Brian Reynolds Myers
Koreans in both the north and the south tend to cherish the myth that of all peoples in the world, they are the least inclined to premeditated evil.
Brian Reynolds Myers
North Korea cannot normalize relations with the United States.
Brian Reynolds Myers
Western observers focus more on the regime's economic failures than the North Koreans themselves do. Remember that it was only in recent modern times that Western societies began expecting the state to secure constant economic growth and rising prosperity. Well into the 20th century people expected little more from the state than that it protect them from foreign powers, and expand the influence or territory of the nation.
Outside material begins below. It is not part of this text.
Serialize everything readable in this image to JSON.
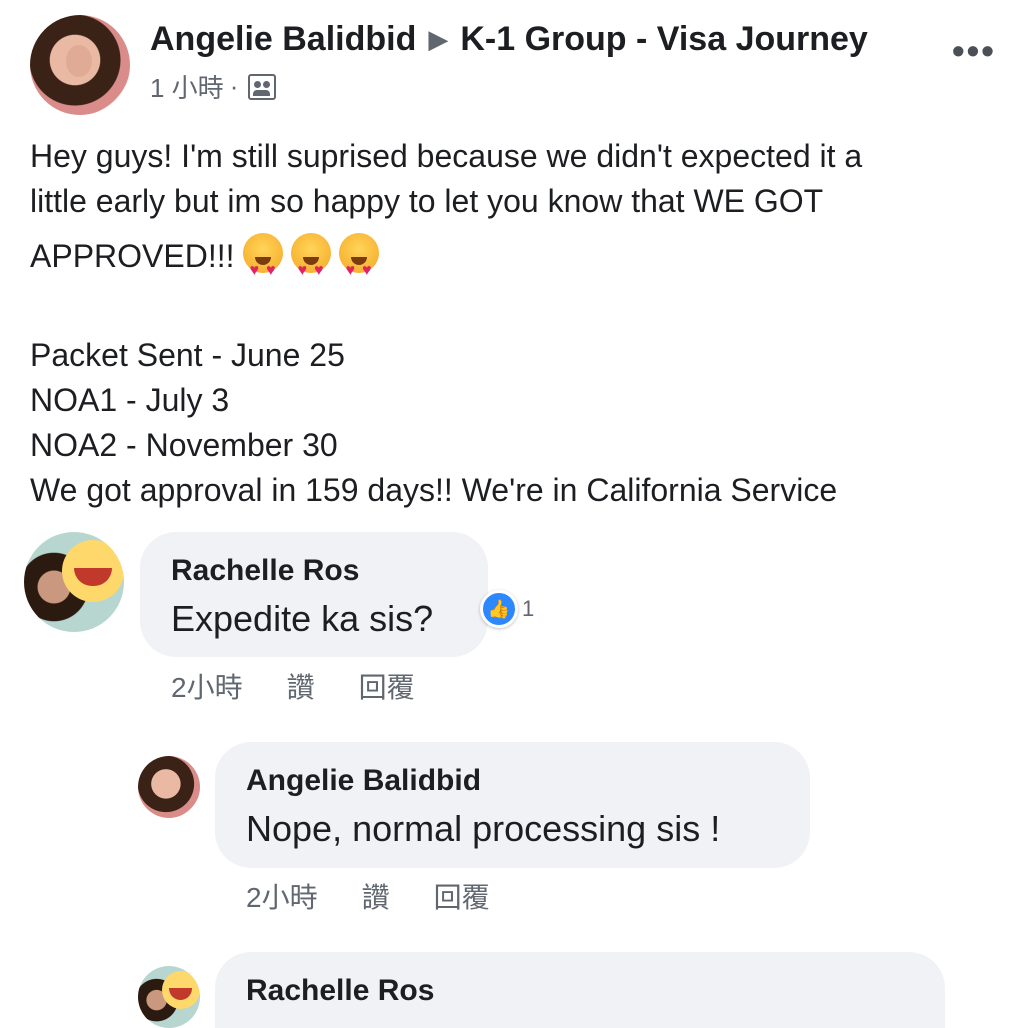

Prussia was remarkably like North Korea in many ways, yet we remember it as a very successful state. If we judge North Korea by its own standards - instead of by the communist standards we hope its people judge it by - we must admit it has performed very well.
Brian Reynolds Myers
[T]he peninsula flag means two very different things to the two Koreas. In the South it symbolizes a desire for peaceful co-existence, or at most for a unification of equal partners in the reassuringly remote future. In wall posters above the DMZ it has always symbolized the southern masses' yearning for "autonomous unification", meaning absorption by the North. It's worrying to think how inner-track propaganda is certain to misrepresent the South Koreans' eschewal of their state flag for this of all symbols - and at this of all events.
Brian Reynolds Myers
[T]he new line that the Taehan minguk was not founded in August 1948, but instead came into existence when a provisional government was formed in Shanghai in 1919. I don't need to remind anyone of the internationally accepted criteria for statehood. The Blue House seems more interested in downgrading the republic that fought the North than in making a serious case for the statehood of something else. The original modest budget for the 70th anniversary of the ROK's founding has already been cut. The joint North-South commemoration of the March 1st uprising's 100th anniversary next year is likely to make the festivities this August 15 look subdued in comparison.
Brian Reynolds Myers
Foreigners assume that because of the war, the two sides must dislike each other more than West and East Germans did. The opposite is the case. Some of my students say, "The North would never attack us, we're the same people,” as if the war never happened. And North Korea would now be just as committed to unification if it hadn't.
Brian Reynolds Myers
North Korea's interest in confederation is in first disarming and then eliminating the rival state.
Brian Reynolds Myers
The North wants unification under its own flag, while South Korean progressives want the two states to coalesce over decades of mutually beneficial economic cooperation.
Brian Reynolds Myers
Everybody really is the "other" for North Koreans.
Brian Reynolds Myers
Let's remember not only how many South Koreans were killed, injured or abducted during a war the North started, but also that one of the most shocking parts of that conflict for people who experienced KPA occupation was seeing neighbors emerge on day one as fully-formed, snitching supporters of the enemy. Many bore titles in the underground organizations to which, it turned out, they had belonged for years. In several recorded cases they denounced people who were shot on the spot. That trauma sits deep.
Brian Reynolds Myers
North Korea knows a nuclear war is unwinnable. I also think it fancies its chances of a peaceful takeover too highly to want to risk a premature invasion while U.S. troops are here.
Brian Reynolds Myers
[A]crobatics are very much an American thing. No one does wishful thinking like we do. I don't see South Korean progressivists pretending that the regime's every word and deed can be boiled down to the same reassuring message. In fact, part of the reason many of them feel a sneaking admiration for the North is because it follows through on its Yankee-defying rhetoric. But that's another topic.
Brian Reynolds Myers
So I'm going to say this once again: North Korea's immediate goal is the withdrawal of US troops. Its ultimate goal is the unification of the peninsula under the star flag. And yes, it has good reason to believe this can be done without a war.
Brian Reynolds Myers
We really need to understand that the North Koreans are not as traumatized by things like the "Axis of Evil" remark or things like this Vinson flotilla as some people in the Pyongyang-watching community seem to think.